A
doutrina da escola neutra
Beatriz Vargas Ramos
Professora Adjunta da
Faculdade de Direito da UnB
- “Mãe! A professora falou que a gente deve lutar para construir uma
sociedade livre, justa e solidária. Ela disse também que devemos erradicar a
pobreza, a marginalização, as desigualdades sociais e que não podemos aceitar
os preconceitos de origem, raça, sexo, cor, idade ou qualquer outra forma de
discriminação.
- Ai, meu Deus! Sua professora é comunista!

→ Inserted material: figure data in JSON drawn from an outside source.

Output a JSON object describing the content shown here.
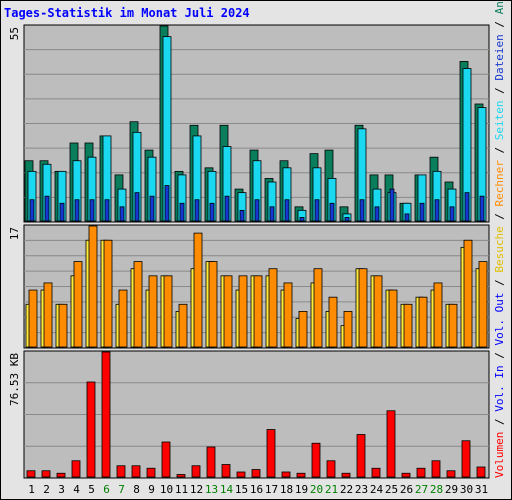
{
  "title": "Tages-Statistik im Monat Juli 2024",
  "chart_data": [
    {
      "type": "bar",
      "panel": "top",
      "ylim": [
        0,
        55
      ],
      "ymax_label": "55",
      "categories": [
        "1",
        "2",
        "3",
        "4",
        "5",
        "6",
        "7",
        "8",
        "9",
        "10",
        "11",
        "12",
        "13",
        "14",
        "15",
        "16",
        "17",
        "18",
        "19",
        "20",
        "21",
        "22",
        "23",
        "24",
        "25",
        "26",
        "27",
        "28",
        "29",
        "30",
        "31"
      ],
      "series": [
        {
          "name": "Anfragen",
          "color": "#0a7d5d",
          "values": [
            17,
            17,
            14,
            22,
            22,
            24,
            13,
            28,
            20,
            55,
            14,
            27,
            15,
            27,
            9,
            20,
            12,
            17,
            4,
            19,
            20,
            4,
            27,
            13,
            13,
            5,
            13,
            18,
            11,
            45,
            33
          ]
        },
        {
          "name": "Dateien",
          "color": "#1ad8ef",
          "values": [
            14,
            16,
            14,
            17,
            18,
            24,
            9,
            25,
            18,
            52,
            13,
            24,
            14,
            21,
            8,
            17,
            11,
            15,
            3,
            15,
            12,
            2,
            26,
            9,
            8,
            5,
            13,
            14,
            9,
            43,
            32
          ]
        },
        {
          "name": "Seiten",
          "color": "#1438d0",
          "values": [
            6,
            7,
            5,
            6,
            6,
            6,
            4,
            8,
            7,
            10,
            5,
            6,
            5,
            7,
            3,
            6,
            4,
            6,
            1,
            6,
            5,
            1,
            6,
            4,
            9,
            2,
            5,
            6,
            4,
            8,
            7
          ]
        }
      ]
    },
    {
      "type": "bar",
      "panel": "middle",
      "ylim": [
        0,
        17
      ],
      "ymax_label": "17",
      "categories": [
        "1",
        "2",
        "3",
        "4",
        "5",
        "6",
        "7",
        "8",
        "9",
        "10",
        "11",
        "12",
        "13",
        "14",
        "15",
        "16",
        "17",
        "18",
        "19",
        "20",
        "21",
        "22",
        "23",
        "24",
        "25",
        "26",
        "27",
        "28",
        "29",
        "30",
        "31"
      ],
      "series": [
        {
          "name": "Besuche",
          "color": "#ffeb3b",
          "values": [
            6,
            8,
            6,
            10,
            15,
            15,
            6,
            11,
            8,
            10,
            5,
            11,
            12,
            10,
            8,
            10,
            10,
            8,
            4,
            9,
            5,
            3,
            11,
            10,
            8,
            6,
            7,
            8,
            6,
            14,
            11
          ]
        },
        {
          "name": "Rechner",
          "color": "#ff8c00",
          "values": [
            8,
            9,
            6,
            12,
            17,
            15,
            8,
            12,
            10,
            10,
            6,
            16,
            12,
            10,
            10,
            10,
            11,
            9,
            5,
            11,
            7,
            5,
            11,
            10,
            8,
            6,
            7,
            9,
            6,
            15,
            12
          ]
        }
      ]
    },
    {
      "type": "bar",
      "panel": "bottom",
      "ymax_label": "76.53 KB",
      "categories": [
        "1",
        "2",
        "3",
        "4",
        "5",
        "6",
        "7",
        "8",
        "9",
        "10",
        "11",
        "12",
        "13",
        "14",
        "15",
        "16",
        "17",
        "18",
        "19",
        "20",
        "21",
        "22",
        "23",
        "24",
        "25",
        "26",
        "27",
        "28",
        "29",
        "30",
        "31"
      ],
      "series": [
        {
          "name": "Vol. Out",
          "color": "#0000ff",
          "values": [
            0,
            0,
            0,
            0,
            0,
            0,
            0,
            0,
            0,
            0,
            0,
            0,
            0,
            0,
            0,
            0,
            0,
            0,
            0,
            0,
            0,
            0,
            0,
            0,
            0,
            0,
            0,
            0,
            0,
            0,
            0
          ]
        },
        {
          "name": "Vol. In",
          "color": "#0000ff",
          "values": [
            0,
            0,
            0,
            0,
            0,
            0,
            0,
            0,
            0,
            0,
            0,
            0,
            0,
            0,
            0,
            0,
            0,
            0,
            0,
            0,
            0,
            0,
            0,
            0,
            0,
            0,
            0,
            0,
            0,
            0,
            0
          ]
        },
        {
          "name": "Volumen",
          "color": "#ff0000",
          "values": [
            0.05,
            0.05,
            0.03,
            0.13,
            0.76,
            1.0,
            0.09,
            0.09,
            0.07,
            0.28,
            0.02,
            0.09,
            0.24,
            0.1,
            0.04,
            0.06,
            0.38,
            0.04,
            0.03,
            0.27,
            0.13,
            0.03,
            0.34,
            0.07,
            0.53,
            0.03,
            0.07,
            0.13,
            0.05,
            0.29,
            0.08
          ]
        }
      ]
    }
  ],
  "weekend_days": [
    "6",
    "7",
    "13",
    "14",
    "20",
    "21",
    "27",
    "28"
  ],
  "right_legend": [
    {
      "label": "Volumen",
      "color": "#ff0000"
    },
    {
      "label": " / ",
      "color": "#000000"
    },
    {
      "label": "Vol. In",
      "color": "#0000ff"
    },
    {
      "label": " / ",
      "color": "#000000"
    },
    {
      "label": "Vol. Out",
      "color": "#0000ff"
    },
    {
      "label": " / ",
      "color": "#000000"
    },
    {
      "label": "Besuche",
      "color": "#e0c000"
    },
    {
      "label": " / ",
      "color": "#000000"
    },
    {
      "label": "Rechner",
      "color": "#ff8c00"
    },
    {
      "label": " / ",
      "color": "#000000"
    },
    {
      "label": "Seiten",
      "color": "#1ad8ef"
    },
    {
      "label": " / ",
      "color": "#000000"
    },
    {
      "label": "Dateien",
      "color": "#1438d0"
    },
    {
      "label": " / ",
      "color": "#000000"
    },
    {
      "label": "Anfragen",
      "color": "#0a7d5d"
    }
  ],
  "colors": {
    "plot_bg": "#bdbdbd",
    "frame_bg": "#e4e4e4",
    "grid": "#8a8a8a",
    "weekend_label": "#008000",
    "weekday_label": "#000000"
  }
}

- Não, mãe, esse é o artigo 3º da Constituição da República Federativa do
Brasil de 1988.”
Esse
pequeno diálogo circula nas redes virtuais e revela, pela força expressiva do
humor, que o senso comum dispõe de um conjunto de ideias pré-concebidas para a
compreensão de qualquer objeto, alguma coisa, palavras, textos, situações. Revela
também que senso comum não é sinônimo de bom senso. Demonstra mais, que nenhum
pensamento escapa à ideologia.
O
doutrinador mais perigoso é exatamente aquele que não se dá conta de que exerce
doutrinação e, por fazer circular ideias “naturais”, acredita na “neutralidade”

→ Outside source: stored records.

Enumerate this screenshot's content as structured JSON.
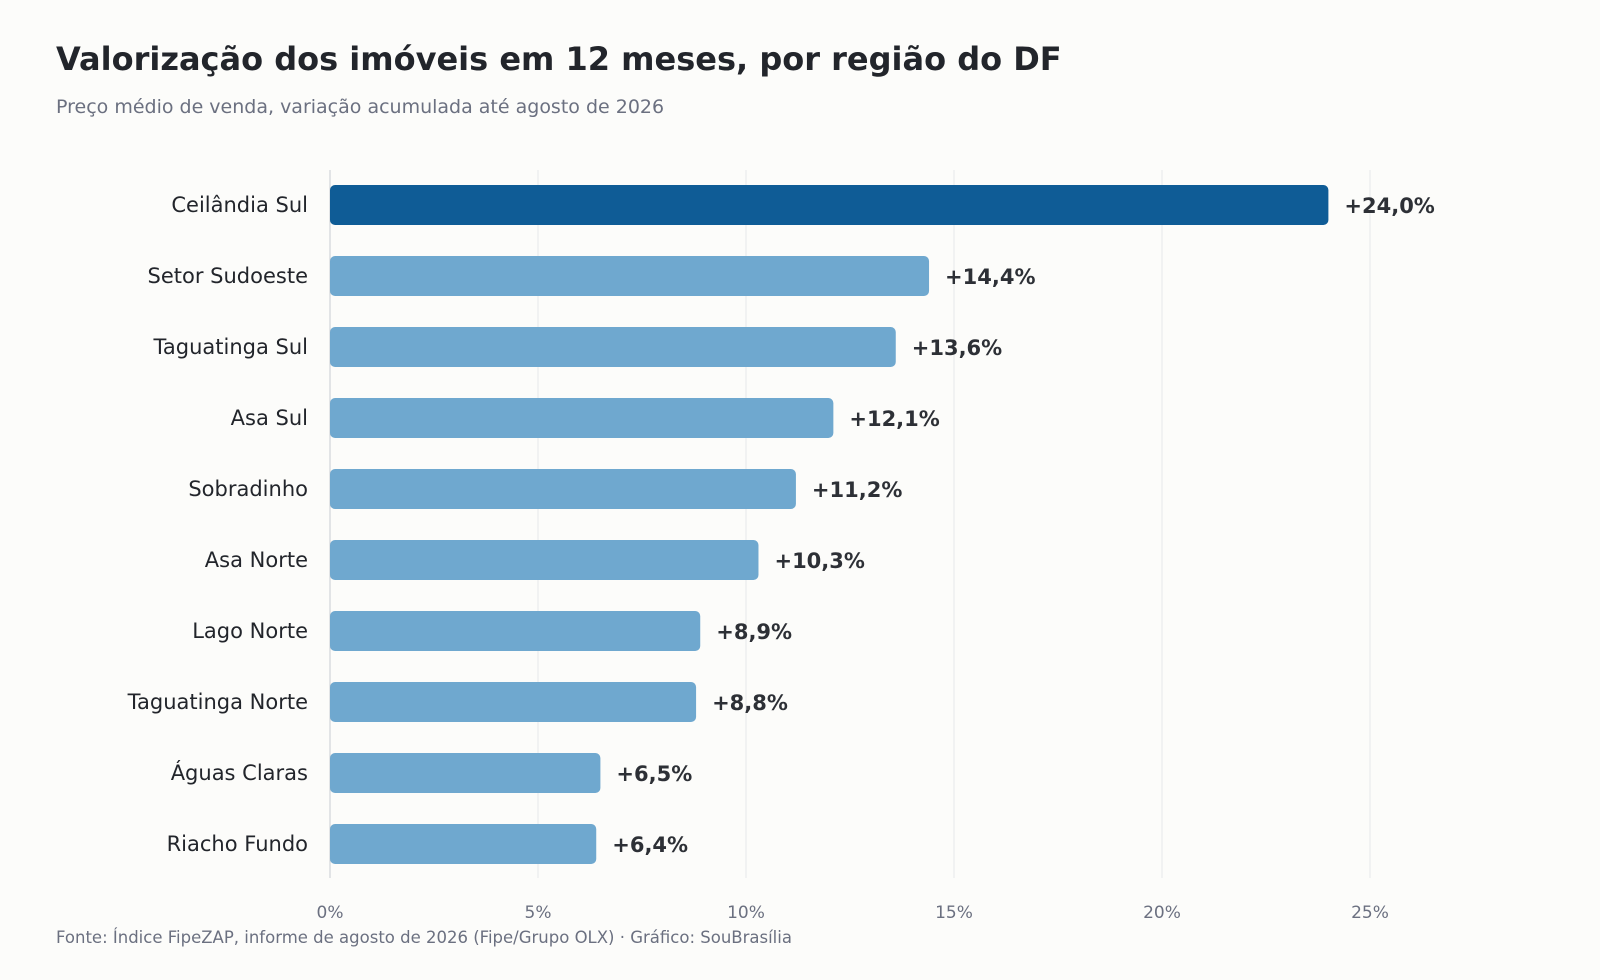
{
  "chart_data": {
    "type": "bar",
    "orientation": "horizontal",
    "title": "Valorização dos imóveis em 12 meses, por região do DF",
    "subtitle": "Preço médio de venda, variação acumulada até agosto de 2026",
    "source": "Fonte: Índice FipeZAP, informe de agosto de 2026 (Fipe/Grupo OLX)  ·  Gráfico: SouBrasília",
    "categories": [
      "Ceilândia Sul",
      "Setor Sudoeste",
      "Taguatinga Sul",
      "Asa Sul",
      "Sobradinho",
      "Asa Norte",
      "Lago Norte",
      "Taguatinga Norte",
      "Águas Claras",
      "Riacho Fundo"
    ],
    "values": [
      24.0,
      14.4,
      13.6,
      12.1,
      11.2,
      10.3,
      8.9,
      8.8,
      6.5,
      6.4
    ],
    "value_labels": [
      "+24,0%",
      "+14,4%",
      "+13,6%",
      "+12,1%",
      "+11,2%",
      "+10,3%",
      "+8,9%",
      "+8,8%",
      "+6,5%",
      "+6,4%"
    ],
    "x_ticks": [
      0,
      5,
      10,
      15,
      20,
      25
    ],
    "x_tick_labels": [
      "0%",
      "5%",
      "10%",
      "15%",
      "20%",
      "25%"
    ],
    "xlim": [
      0,
      30
    ],
    "grid": "vertical",
    "highlight_color": "#0f5c96",
    "bar_color": "#6fa8cf"
  }
}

de sua prática inofensiva. Contardo Calligaris (Folha de S.Paulo,19/05/2016), aborda
o projeto “Escola sem Partido”, a partir da proposta principal desse movimento,
o rígido “controle sobre a transmissão de ideologias”. Ele propõe essa reflexão
sobre o tema: “Como proteger as crianças
contra as ideologias que se apresentam como jeitos ‘naturais’ de pensar? Como
evitar que elas aceitem ingenuamente os clichês que são transmitidos como
‘naturais’? Receio que, retirando as ideologias explícitas (que podem ser
combatidas, discutidas e recusadas), só reste para as crianças a ideologia do
círculo da padaria, que é a mais perniciosa, porque parece ser o pensamento
‘espontâneo’ de ‘todos’.”
Seguidores
da “Escola sem Partido” dizem que a escola pública brasileira se transformou em
lugar de “doutrinação política e ideológica”. A solução estaria na prática da
“neutralidade do ensino”. Para garantir a neutralidade, querem instituir
princípios e estabelecer controles, inclusive o controle penal. Os defensores desse
pensamento afirmam que os professores estão “fazendo a cabeça” dos estudantes,
incutindo-lhes “as ideias e os valores do PT e do governo federal nos últimos
anos”. Daí a denominação do movimento, na qual está embutido um juízo prévio, o
de que a escola brasileira tem partido.
Trata-se
de uma visão simplificadora da realidade do ensino e que acaba por ocultar os
verdadeiros obstáculos ao alcance da meta da educação de qualidade. A “Escola
sem Partido” nada tem de imparcial e a defesa da neutralidade carrega consigo
uma categorização de conteúdos e práticas que nada tem de neutra, ao contrário,
pressupõe uma (outra) ideologia. O movimento traz propostas de modificação da
Lei de Diretrizes e Bases da Educação Nacional que já tramitam no Congresso, em
Assembleias Legislativas de alguns estados, no Distrito Federal e nas Câmaras municipais.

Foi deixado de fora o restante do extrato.